The winner was a man in my department who suggested we post corporate memos on bulletin boards, instead of printing 200 individual copies for distribution. He got a helium balloon with the company logo and one share of stock.
A memo announcing the prize went out to 200 people.
The employee suggestion box is an old idea, but more and more companies are using the employee suggestion scheme as an important part of the company. It is turning out to be a very useful tool, in many ways profiting the Fortune 500 companies enormously.

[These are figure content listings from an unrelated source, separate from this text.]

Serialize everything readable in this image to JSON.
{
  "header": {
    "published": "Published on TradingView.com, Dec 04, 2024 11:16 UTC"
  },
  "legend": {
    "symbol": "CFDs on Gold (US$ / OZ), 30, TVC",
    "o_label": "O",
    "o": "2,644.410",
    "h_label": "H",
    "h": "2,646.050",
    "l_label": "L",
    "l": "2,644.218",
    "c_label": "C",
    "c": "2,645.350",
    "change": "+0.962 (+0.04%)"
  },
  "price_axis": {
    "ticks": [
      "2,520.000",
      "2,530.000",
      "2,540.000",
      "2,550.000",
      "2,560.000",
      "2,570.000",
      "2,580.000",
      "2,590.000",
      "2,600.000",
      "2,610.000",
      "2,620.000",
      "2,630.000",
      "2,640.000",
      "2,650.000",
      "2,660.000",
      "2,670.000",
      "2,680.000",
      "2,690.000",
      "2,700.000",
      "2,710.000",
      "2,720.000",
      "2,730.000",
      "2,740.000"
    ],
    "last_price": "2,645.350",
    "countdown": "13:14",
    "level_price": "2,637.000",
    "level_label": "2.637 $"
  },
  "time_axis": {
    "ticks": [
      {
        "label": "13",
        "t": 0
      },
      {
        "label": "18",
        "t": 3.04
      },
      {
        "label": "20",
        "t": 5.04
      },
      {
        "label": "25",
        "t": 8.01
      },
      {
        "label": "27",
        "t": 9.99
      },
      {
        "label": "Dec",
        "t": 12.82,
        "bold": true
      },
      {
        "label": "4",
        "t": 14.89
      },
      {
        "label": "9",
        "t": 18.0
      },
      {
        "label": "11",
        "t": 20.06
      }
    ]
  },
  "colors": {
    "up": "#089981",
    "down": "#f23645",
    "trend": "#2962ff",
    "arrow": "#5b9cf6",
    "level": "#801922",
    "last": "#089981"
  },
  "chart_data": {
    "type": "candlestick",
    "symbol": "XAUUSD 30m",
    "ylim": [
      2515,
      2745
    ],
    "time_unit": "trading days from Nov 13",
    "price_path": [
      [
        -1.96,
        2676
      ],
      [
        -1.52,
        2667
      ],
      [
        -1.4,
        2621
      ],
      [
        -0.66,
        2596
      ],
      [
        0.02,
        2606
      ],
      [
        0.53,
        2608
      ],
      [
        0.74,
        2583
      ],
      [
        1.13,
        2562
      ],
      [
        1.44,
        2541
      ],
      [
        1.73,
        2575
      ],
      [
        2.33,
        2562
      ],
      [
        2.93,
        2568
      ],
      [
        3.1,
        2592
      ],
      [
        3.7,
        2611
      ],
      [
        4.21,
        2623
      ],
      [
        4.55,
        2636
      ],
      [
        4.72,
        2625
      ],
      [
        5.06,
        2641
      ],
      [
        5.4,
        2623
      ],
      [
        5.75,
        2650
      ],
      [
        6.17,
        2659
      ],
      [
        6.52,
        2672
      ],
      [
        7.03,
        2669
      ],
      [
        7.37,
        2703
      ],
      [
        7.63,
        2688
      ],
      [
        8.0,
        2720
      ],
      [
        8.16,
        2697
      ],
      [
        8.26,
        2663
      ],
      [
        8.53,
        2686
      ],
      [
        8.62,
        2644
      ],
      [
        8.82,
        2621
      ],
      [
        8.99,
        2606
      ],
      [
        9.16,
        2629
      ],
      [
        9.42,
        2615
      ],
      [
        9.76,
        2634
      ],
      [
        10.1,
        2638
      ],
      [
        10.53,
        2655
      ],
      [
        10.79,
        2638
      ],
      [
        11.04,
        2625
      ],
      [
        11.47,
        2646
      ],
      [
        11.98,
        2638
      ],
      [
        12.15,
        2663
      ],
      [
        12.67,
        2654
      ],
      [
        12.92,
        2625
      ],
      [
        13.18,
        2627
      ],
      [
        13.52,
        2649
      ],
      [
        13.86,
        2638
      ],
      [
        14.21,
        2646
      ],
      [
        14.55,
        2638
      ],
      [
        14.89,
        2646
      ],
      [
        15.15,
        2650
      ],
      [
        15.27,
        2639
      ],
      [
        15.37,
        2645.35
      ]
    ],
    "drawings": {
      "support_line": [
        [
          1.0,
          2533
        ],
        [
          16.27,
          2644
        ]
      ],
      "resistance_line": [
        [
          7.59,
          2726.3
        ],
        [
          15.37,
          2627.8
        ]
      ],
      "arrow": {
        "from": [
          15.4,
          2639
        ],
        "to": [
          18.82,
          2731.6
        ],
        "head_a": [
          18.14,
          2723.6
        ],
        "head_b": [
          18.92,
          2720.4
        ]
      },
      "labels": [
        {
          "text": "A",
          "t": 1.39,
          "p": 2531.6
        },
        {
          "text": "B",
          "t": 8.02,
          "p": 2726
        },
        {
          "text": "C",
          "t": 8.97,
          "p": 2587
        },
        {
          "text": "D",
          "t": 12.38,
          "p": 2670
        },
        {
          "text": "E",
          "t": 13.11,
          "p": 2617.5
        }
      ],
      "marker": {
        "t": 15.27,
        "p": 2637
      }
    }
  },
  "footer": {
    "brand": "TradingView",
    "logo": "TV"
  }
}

But, in the old-school style of Aristotelian thought, with rigid hierarchical chains of command, and where workers were supposed to work within specific constraints, the suggestion box was an afterthought as seen in the above example.
Within most negotiated Agreements (the new improved government approved modern day name for a treaty) there was always a smug and retrospectively facile repudiation of ethnocentrism in the creation of old-school style holding companies to manage Cree money, complete with the chains of command and the addition of non-Native board members to make sure Crees were doing it right. The creation of these holding companies showed a distinct lack of cross-cultural sensitivity, despite claims to the contrary.
In all, we have to look the cultural implications of the symptomatic placement of these bureaucracies within the Cree ethos. In other words what effect will they have on us?
I was almost, but not quite, amused and bemused to hear one Cree talleyman complain about a consultation process. He said that they didn’t come in to hear what people thought but rather to present the plan, tell them they would probably get little or no compensation, and then left.
Thus, at first look it would seem that the bureaucracies or bureaucrats are in competition with the Cree cultural ethos, or way of life, and are merely a part of the Westernization and hence assimilation of Crees. When these systems were first set up it was done with little knowledge or input by the Crees. Without an appropriate educational background how can one hope to argue in a logical and coherent manner (that the non-Native negotiators would understand) about the alternatives or why something was bad for the Cree ethos? Basically, it was left to the non-Native lawyers and consultants to explain things to Crees.
The questions of integration and perhaps subjugation of these Cree companies into a form more in keeping with Cree ethos and ways of life should have been and should be a priority. Perhaps this is something that could be looked at during the GCCEI/CRA Board Annual General Assembly this year, because if we cannot take control and mold our bureaucracies to Cree patterns, instead of the Aristotelian or Western models, then what hope do we really have for a Cree form of self-government? Now the question is “is anybody listening?”